Synopses & Reviews
In 16th century England many loyal subjects to the crown were asked to make a terrible choice: to follow their monarch or their God. The era was one of unprecedented authoritarianism: England, it seemed, had become a police state, fearful of threats from abroad and plotters at home. This age of terror was also the era of the greatest creative genius the world has ever known: William Shakespeare. How, then, could such a remarkable man born into such violently volatile times apparently make no comment about the state of England in his work?
He did. But it was hidden. Revealing Shakespeare's sophisticated version of a forgotten code developed by 16th-century dissidents, Clare Asquith shows how he was both a genius for all time and utterly a creature of his own era: a writer who was supported by dissident Catholic aristocrats, who agonized about the fate of England's spiritual and political life and who used the stage to attack and expose a regime which he believed had seized illegal control of the country he loved.
Shakespeare's plays offer an acute insight into the politics and personalities of his era. And Clare Asquith's decoding of them offers answers to several mysteries surrounding Shakespeare's own life, including most notably why he stopped writing while still at the height of his powers. An utterly compelling combination of literary detection and political revelation, Shadowplay is the definitive expose of how Shakespeare lived through and understood the agonies of his time, and what he had to say about them.

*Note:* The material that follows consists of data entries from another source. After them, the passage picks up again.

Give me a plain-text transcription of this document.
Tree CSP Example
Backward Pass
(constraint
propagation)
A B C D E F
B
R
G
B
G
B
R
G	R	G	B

This completely new understanding of Shakespeare place him firmly in his political and historical context and reveals the secret, encoded history of his age that is embedded in the plays. Asquith reveals Shakespeare as radical dissident chronicler of England's most turbulent century.
A revelatory new look at how Shakespeare secretly addressed the most profound political issues of his day, and how his plays embody a hidden history of England.
About the Author
Clare Asquith has lectured on Shakespeare in England and Canada. Her article on The Phoenix and the Turtle was published in 2001 by the Times Literary Supplement, and her essay on Love's Labour's Lost appeared this year in Shakespeare and the Culture of Christianity in Early Modern England. She lives in London.